Fixing a broken trigger in a PS3 controller

Recently I managed to break one of the triggers in a PS3 controller such that it wouldn't spring back properly after pressing it. Rather than throwing it out or sending it in to get repaired, I had a go at fixing it myself. The repair wasn't too difficult, so I'll summarise the steps here in case they help anyone else.

I got the information on disassembling the controller and ideas for replacement parts from various sources on the Internet, so this isn't new information. Hopefully it will be helpful having it all together for others who run into this problem though.

  1. Unscrew the 5 screws on the bottom of the controller.
  2. You will notice that the two halves of the shell don't come apart yet. This is because there is a clip located between the two analogue sticks. If you press the bottom half of the shell between the two sticks, the halves should separate. I suggest doing this with the controller upside down so that the insides stay in place.
  3. While the trigger/shoulder button assemblies feel like they can come loose, don't try to remove them: there is a ribbon cable attaching them to the main board. This repair should be possible without removing the trigger assembly, so leave them in place.
  4. There is another piece of the shell that sits between the shoulder button and trigger. Remove it on the side of the broken trigger.
  5. The trigger is held in place by a metal axle. Using a thin screwdriver, push the axle and slide it out. This should allow you to remove the trigger and the remains of the trigger spring.
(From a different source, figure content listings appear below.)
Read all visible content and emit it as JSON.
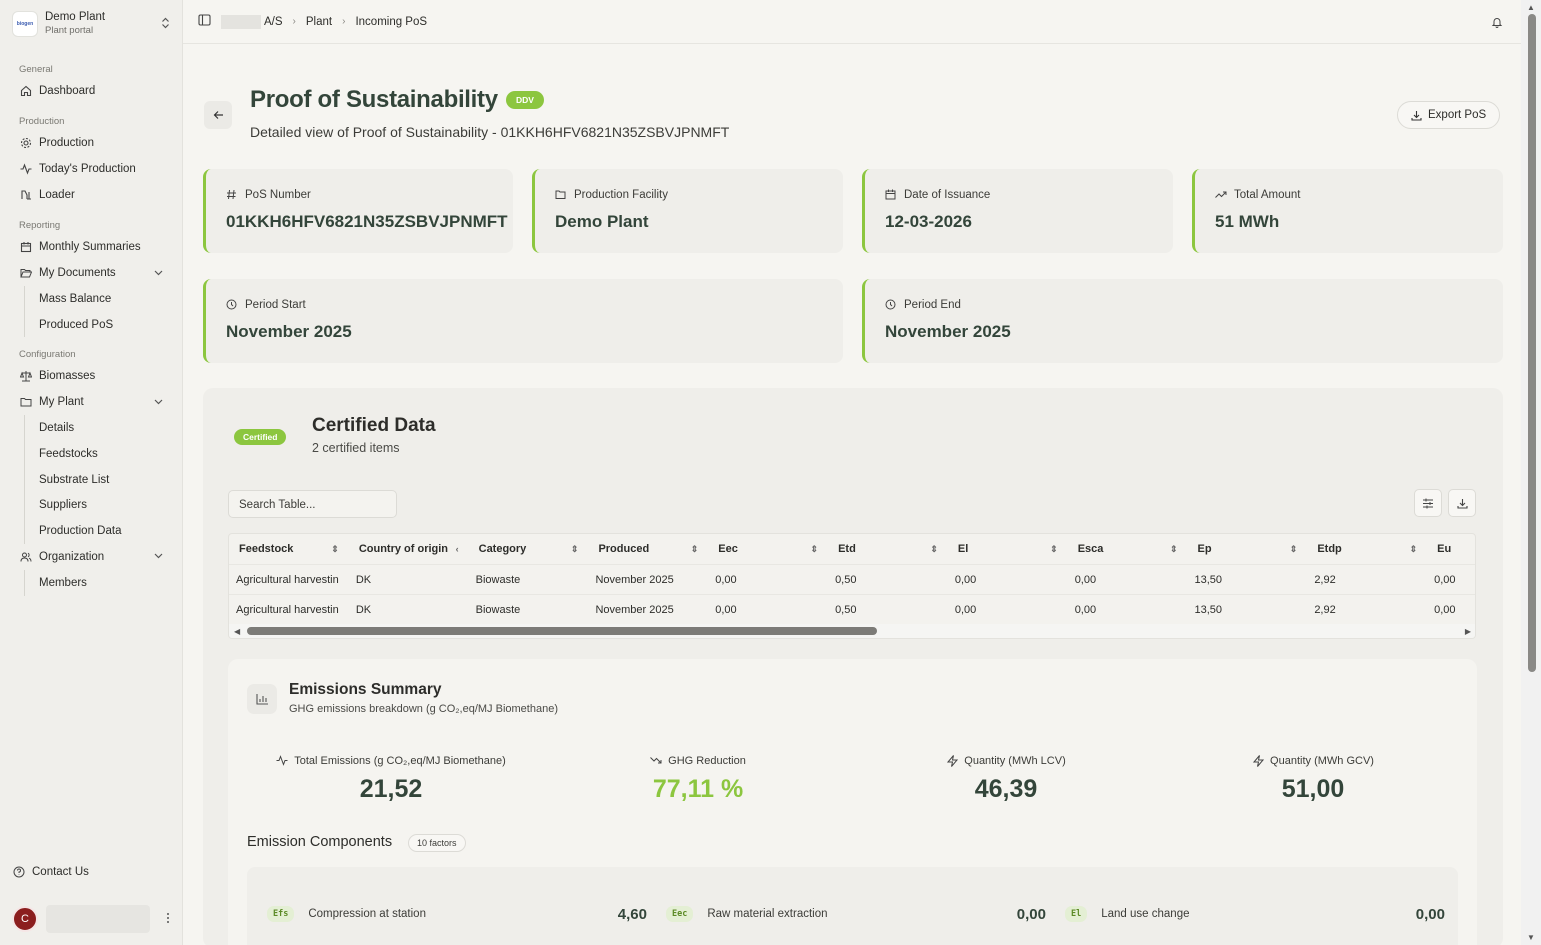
{
  "brand": {
    "name": "Demo Plant",
    "subtitle": "Plant portal",
    "logo_text": "biogen"
  },
  "sidebar": {
    "sections": {
      "general": "General",
      "production": "Production",
      "reporting": "Reporting",
      "configuration": "Configuration"
    },
    "items": {
      "dashboard": "Dashboard",
      "production": "Production",
      "todays_production": "Today's Production",
      "loader": "Loader",
      "monthly_summaries": "Monthly Summaries",
      "my_documents": "My Documents",
      "mass_balance": "Mass Balance",
      "produced_pos": "Produced PoS",
      "biomasses": "Biomasses",
      "my_plant": "My Plant",
      "details": "Details",
      "feedstocks": "Feedstocks",
      "substrate_list": "Substrate List",
      "suppliers": "Suppliers",
      "production_data": "Production Data",
      "organization": "Organization",
      "members": "Members"
    },
    "contact": "Contact Us",
    "user_initial": "C"
  },
  "breadcrumb": {
    "org": "A/S",
    "plant": "Plant",
    "current": "Incoming PoS"
  },
  "page": {
    "title": "Proof of Sustainability",
    "badge": "DDV",
    "subtitle": "Detailed view of Proof of Sustainability - 01KKH6HFV6821N35ZSBVJPNMFT",
    "export_label": "Export PoS"
  },
  "cards": {
    "pos_number": {
      "label": "PoS Number",
      "value": "01KKH6HFV6821N35ZSBVJPNMFT"
    },
    "facility": {
      "label": "Production Facility",
      "value": "Demo Plant"
    },
    "issuance": {
      "label": "Date of Issuance",
      "value": "12-03-2026"
    },
    "total": {
      "label": "Total Amount",
      "value": "51 MWh"
    },
    "period_start": {
      "label": "Period Start",
      "value": "November 2025"
    },
    "period_end": {
      "label": "Period End",
      "value": "November 2025"
    }
  },
  "certified": {
    "badge": "Certified",
    "title": "Certified Data",
    "subtitle": "2 certified items",
    "search_placeholder": "Search Table...",
    "columns": [
      "Feedstock",
      "Country of origin",
      "Category",
      "Produced",
      "Eec",
      "Etd",
      "El",
      "Esca",
      "Ep",
      "Etdp",
      "Eu"
    ],
    "rows": [
      [
        "Agricultural harvestin",
        "DK",
        "Biowaste",
        "November 2025",
        "0,00",
        "0,50",
        "0,00",
        "0,00",
        "13,50",
        "2,92",
        "0,00"
      ],
      [
        "Agricultural harvestin",
        "DK",
        "Biowaste",
        "November 2025",
        "0,00",
        "0,50",
        "0,00",
        "0,00",
        "13,50",
        "2,92",
        "0,00"
      ]
    ]
  },
  "emissions": {
    "title": "Emissions Summary",
    "subtitle": "GHG emissions breakdown (g CO₂,eq/MJ Biomethane)",
    "stats": {
      "total": {
        "label": "Total Emissions (g CO₂,eq/MJ Biomethane)",
        "value": "21,52"
      },
      "reduction": {
        "label": "GHG Reduction",
        "value": "77,11 %"
      },
      "lcv": {
        "label": "Quantity (MWh LCV)",
        "value": "46,39"
      },
      "gcv": {
        "label": "Quantity (MWh GCV)",
        "value": "51,00"
      }
    },
    "components_title": "Emission Components",
    "components_count": "10 factors",
    "components": {
      "efs": {
        "tag": "Efs",
        "name": "Compression at station",
        "value": "4,60"
      },
      "eec": {
        "tag": "Eec",
        "name": "Raw material extraction",
        "value": "0,00"
      },
      "el": {
        "tag": "El",
        "name": "Land use change",
        "value": "0,00"
      }
    }
  }
}
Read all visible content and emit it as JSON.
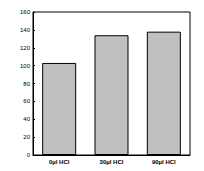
{
  "chart_data": {
    "type": "bar",
    "categories": [
      "0µl HCl",
      "30µl HCl",
      "90µl HCl"
    ],
    "values": [
      103,
      134,
      138
    ],
    "color": "#c0c0c0",
    "ylim": [
      0,
      160
    ],
    "yticks": [
      0,
      20,
      40,
      60,
      80,
      100,
      120,
      140,
      160
    ],
    "grid": false
  }
}
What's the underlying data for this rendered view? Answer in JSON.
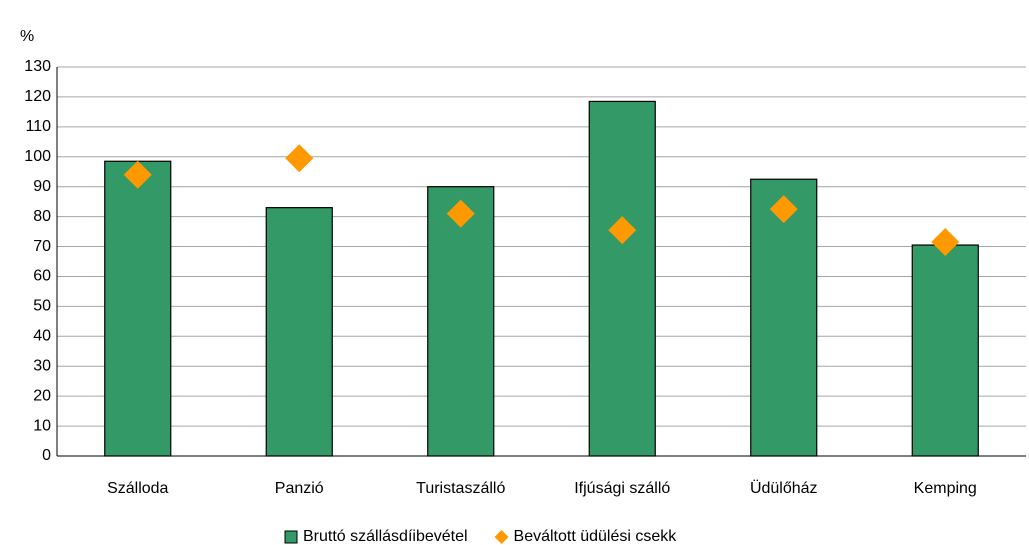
{
  "chart_data": {
    "type": "bar",
    "y_label": "%",
    "categories": [
      "Szálloda",
      "Panzió",
      "Turistaszálló",
      "Ifjúsági szálló",
      "Üdülőház",
      "Kemping"
    ],
    "series": [
      {
        "name": "Bruttó szállásdíibevétel",
        "color": "#339966",
        "marker": "bar",
        "values": [
          98.5,
          83,
          90,
          118.5,
          92.5,
          70.5
        ]
      },
      {
        "name": "Beváltott üdülési csekk",
        "color": "#ff9900",
        "marker": "diamond",
        "values": [
          94,
          99.5,
          81,
          75.5,
          82.5,
          71.5
        ]
      }
    ],
    "ylim": [
      0,
      130
    ],
    "yticks": [
      0,
      10,
      20,
      30,
      40,
      50,
      60,
      70,
      80,
      90,
      100,
      110,
      120,
      130
    ],
    "grid": true,
    "legend": "bottom"
  }
}
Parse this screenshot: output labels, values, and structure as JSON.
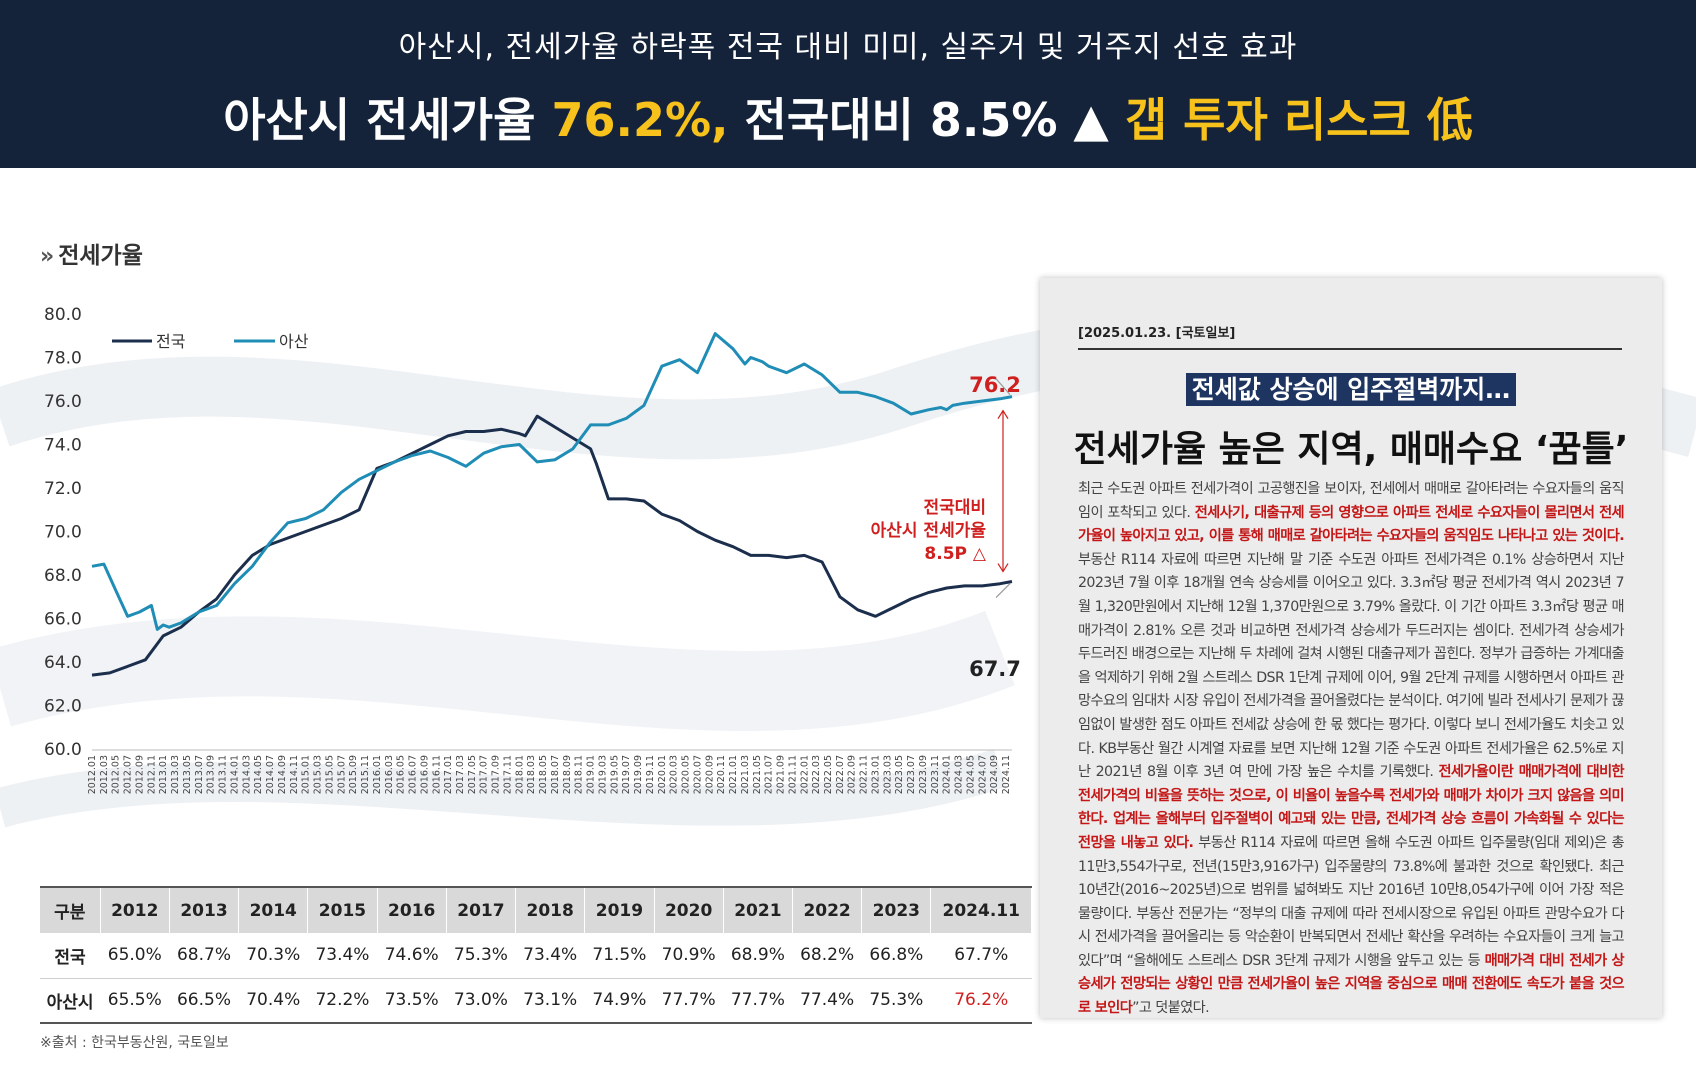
{
  "header": {
    "subtitle": "아산시, 전세가율 하락폭 전국 대비 미미, 실주거 및 거주지 선호 효과",
    "title_part1": "아산시 전세가율 ",
    "title_highlight1": "76.2%,",
    "title_part2": " 전국대비 8.5% ▲ ",
    "title_highlight2": "갭 투자 리스크 低"
  },
  "section": {
    "arrow": "»",
    "title": "전세가율"
  },
  "colors": {
    "header_bg": "#14233a",
    "highlight": "#f7c21b",
    "national": "#1b2e4c",
    "asan": "#1f8db5",
    "annotation": "#d01f1f"
  },
  "chart_data": {
    "type": "line",
    "title": "전세가율",
    "ylim": [
      60.0,
      80.0
    ],
    "yticks": [
      "80.0",
      "78.0",
      "76.0",
      "74.0",
      "72.0",
      "70.0",
      "68.0",
      "66.0",
      "64.0",
      "62.0",
      "60.0"
    ],
    "xticks": [
      "2012.01",
      "2012.03",
      "2012.05",
      "2012.07",
      "2012.09",
      "2012.11",
      "2013.01",
      "2013.03",
      "2013.05",
      "2013.07",
      "2013.09",
      "2013.11",
      "2014.01",
      "2014.03",
      "2014.05",
      "2014.07",
      "2014.09",
      "2014.11",
      "2015.01",
      "2015.03",
      "2015.05",
      "2015.07",
      "2015.09",
      "2015.11",
      "2016.01",
      "2016.03",
      "2016.05",
      "2016.07",
      "2016.09",
      "2016.11",
      "2017.01",
      "2017.03",
      "2017.05",
      "2017.07",
      "2017.09",
      "2017.11",
      "2018.01",
      "2018.03",
      "2018.05",
      "2018.07",
      "2018.09",
      "2018.11",
      "2019.01",
      "2019.03",
      "2019.05",
      "2019.07",
      "2019.09",
      "2019.11",
      "2020.01",
      "2020.03",
      "2020.05",
      "2020.07",
      "2020.09",
      "2020.11",
      "2021.01",
      "2021.03",
      "2021.05",
      "2021.07",
      "2021.09",
      "2021.11",
      "2022.01",
      "2022.03",
      "2022.05",
      "2022.07",
      "2022.09",
      "2022.11",
      "2023.01",
      "2023.03",
      "2023.05",
      "2023.07",
      "2023.09",
      "2023.11",
      "2024.01",
      "2024.03",
      "2024.05",
      "2024.07",
      "2024.09",
      "2024.11"
    ],
    "series": [
      {
        "name": "전국",
        "x_month_index": [
          0,
          3,
          6,
          9,
          12,
          15,
          18,
          21,
          24,
          27,
          30,
          33,
          36,
          39,
          42,
          45,
          48,
          51,
          54,
          57,
          60,
          63,
          66,
          69,
          72,
          73,
          75,
          78,
          81,
          84,
          85,
          87,
          90,
          93,
          96,
          99,
          102,
          105,
          108,
          111,
          114,
          117,
          120,
          123,
          126,
          129,
          132,
          135,
          138,
          141,
          144,
          147,
          150,
          153,
          155
        ],
        "values": [
          63.4,
          63.5,
          63.8,
          64.1,
          65.2,
          65.6,
          66.3,
          66.9,
          68.0,
          68.9,
          69.4,
          69.7,
          70.0,
          70.3,
          70.6,
          71.0,
          72.9,
          73.2,
          73.6,
          74.0,
          74.4,
          74.6,
          74.6,
          74.7,
          74.5,
          74.4,
          75.3,
          74.8,
          74.3,
          73.8,
          73.1,
          71.5,
          71.5,
          71.4,
          70.8,
          70.5,
          70.0,
          69.6,
          69.3,
          68.9,
          68.9,
          68.8,
          68.9,
          68.6,
          67.0,
          66.4,
          66.1,
          66.5,
          66.9,
          67.2,
          67.4,
          67.5,
          67.5,
          67.6,
          67.7
        ]
      },
      {
        "name": "아산",
        "x_month_index": [
          0,
          2,
          4,
          6,
          8,
          10,
          11,
          12,
          13,
          15,
          18,
          21,
          24,
          27,
          30,
          33,
          36,
          39,
          42,
          45,
          48,
          51,
          54,
          57,
          60,
          63,
          66,
          69,
          72,
          75,
          78,
          81,
          84,
          87,
          90,
          93,
          96,
          99,
          102,
          105,
          108,
          110,
          111,
          113,
          114,
          115,
          117,
          120,
          123,
          126,
          129,
          132,
          135,
          138,
          141,
          143,
          144,
          145,
          147,
          150,
          153,
          155
        ],
        "values": [
          68.4,
          68.5,
          67.3,
          66.1,
          66.3,
          66.6,
          65.5,
          65.7,
          65.6,
          65.8,
          66.3,
          66.6,
          67.6,
          68.4,
          69.5,
          70.4,
          70.6,
          71.0,
          71.8,
          72.4,
          72.8,
          73.2,
          73.5,
          73.7,
          73.4,
          73.0,
          73.6,
          73.9,
          74.0,
          73.2,
          73.3,
          73.8,
          74.9,
          74.9,
          75.2,
          75.8,
          77.6,
          77.9,
          77.3,
          79.1,
          78.4,
          77.7,
          78.0,
          77.8,
          77.6,
          77.5,
          77.3,
          77.7,
          77.2,
          76.4,
          76.4,
          76.2,
          75.9,
          75.4,
          75.6,
          75.7,
          75.6,
          75.8,
          75.9,
          76.0,
          76.1,
          76.2
        ]
      }
    ],
    "annotations": {
      "end_asan": "76.2",
      "end_national": "67.7",
      "gap_text": [
        "전국대비",
        "아산시 전세가율",
        "8.5P △"
      ]
    },
    "legend_position": "top-left"
  },
  "table": {
    "headers": [
      "구분",
      "2012",
      "2013",
      "2014",
      "2015",
      "2016",
      "2017",
      "2018",
      "2019",
      "2020",
      "2021",
      "2022",
      "2023",
      "2024.11"
    ],
    "rows": [
      [
        "전국",
        "65.0%",
        "68.7%",
        "70.3%",
        "73.4%",
        "74.6%",
        "75.3%",
        "73.4%",
        "71.5%",
        "70.9%",
        "68.9%",
        "68.2%",
        "66.8%",
        "67.7%"
      ],
      [
        "아산시",
        "65.5%",
        "66.5%",
        "70.4%",
        "72.2%",
        "73.5%",
        "73.0%",
        "73.1%",
        "74.9%",
        "77.7%",
        "77.7%",
        "77.4%",
        "75.3%",
        "76.2%"
      ]
    ]
  },
  "source": "※출처 : 한국부동산원, 국토일보",
  "article": {
    "date": "[2025.01.23.  [국토일보]",
    "kicker": "전세값 상승에 입주절벽까지…",
    "headline": "전세가율 높은 지역, 매매수요 ‘꿈틀’",
    "p1": "최근 수도권 아파트 전세가격이 고공행진을 보이자, 전세에서 매매로 갈아타려는 수요자들의 움직임이 포착되고 있다. ",
    "p1_red": "전세사기, 대출규제 등의 영향으로 아파트 전세로 수요자들이 몰리면서 전세가율이 높아지고 있고, 이를 통해 매매로 갈아타려는 수요자들의 움직임도 나타나고 있는 것이다.",
    "p2": " 부동산 R114 자료에 따르면 지난해 말 기준 수도권 아파트 전세가격은 0.1% 상승하면서 지난 2023년 7월 이후 18개월 연속 상승세를 이어오고 있다. 3.3㎡당 평균 전세가격 역시 2023년 7월 1,320만원에서 지난해 12월 1,370만원으로 3.79% 올랐다. 이 기간 아파트 3.3㎡당 평균 매매가격이 2.81% 오른 것과 비교하면 전세가격 상승세가 두드러지는 셈이다. 전세가격 상승세가 두드러진 배경으로는 지난해 두 차례에 걸쳐 시행된 대출규제가 꼽힌다. 정부가 급증하는 가계대출을 억제하기 위해 2월 스트레스 DSR 1단계 규제에 이어, 9월 2단계 규제를 시행하면서 아파트 관망수요의 임대차 시장 유입이 전세가격을 끌어올렸다는 분석이다. 여기에 빌라 전세사기 문제가 끊임없이 발생한 점도 아파트 전세값 상승에 한 몫 했다는 평가다. 이렇다 보니 전세가율도 치솟고 있다. KB부동산 월간 시계열 자료를 보면 지난해 12월 기준 수도권 아파트 전세가율은 62.5%로 지난 2021년 8월 이후 3년 여 만에 가장 높은 수치를 기록했다. ",
    "p2_red": "전세가율이란 매매가격에 대비한 전세가격의 비율을 뜻하는 것으로, 이 비율이 높을수록 전세가와 매매가 차이가 크지 않음을 의미한다. 업계는 올해부터 입주절벽이 예고돼 있는 만큼, 전세가격 상승 흐름이 가속화될 수 있다는 전망을 내놓고 있다.",
    "p3": " 부동산 R114 자료에 따르면 올해 수도권 아파트 입주물량(임대 제외)은 총 11만3,554가구로, 전년(15만3,916가구) 입주물량의 73.8%에 불과한 것으로 확인됐다. 최근 10년간(2016~2025년)으로 범위를 넓혀봐도 지난 2016년 10만8,054가구에 이어 가장 적은 물량이다. 부동산 전문가는 “정부의 대출 규제에 따라 전세시장으로 유입된 아파트 관망수요가 다시 전세가격을 끌어올리는 등 악순환이 반복되면서 전세난 확산을 우려하는 수요자들이 크게 늘고 있다”며 “올해에도 스트레스 DSR 3단계 규제가 시행을 앞두고 있는 등 ",
    "p3_red": "매매가격 대비 전세가 상승세가 전망되는 상황인 만큼 전세가율이 높은 지역을 중심으로 매매 전환에도 속도가 붙을 것으로 보인다",
    "p3_end": "”고 덧붙였다."
  }
}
At this point, you'll need a replacement trigger spring. One suggestion I found was to use the shutter spring from a 3½" floppy disk. I had a few lying around, so this is what I used. It is pretty easy to snap the two sides of the case apart and remove the spring. Now on to the reassembly:

  1. The arms on the floppy shutter spring are longer than those on the original spring, so you will need to cut them to size with a wire cutter. You're probably better off making them slightly too long rather than too short.
  2. Position the spring in the trigger and push the axle through the hole on the side of the trigger, just far enough so it goes through the centre of the spring.
  3. Now comes the tricky bit. Position the trigger in the trigger assembly and push the axle the rest of the way through to attach the trigger. The tricky part is making sure the spring stays in place while you do this, and may take several tries.
  4. Reattach the piece of the shell that goes between the shoulder button and trigger.
  5. Check to make sure the shoulder button and trigger feel right when pressing them.
  6. Slide the bottom half of the shell back on to the controller. There are some grooves next to the triggers you'll need to guide it over, and then push it together until the clip between the sticks clicks into place.
  7. Replace the 5 screws, and then test the controller in a game to make sure all the buttons work.

After the repair, the controller felt as good as new. The tension on the repaired trigger felt slightly stronger than the other one, but not enough to feel weird. If that kind of thing bothers you, you might want to replace both springs at the same time.

I also noticed that the battery was not soldered onto the main board, but rather attached by a connector. This means that it should be fairly trivial to replace when it dies (assuming that I can find someone who sells replacements).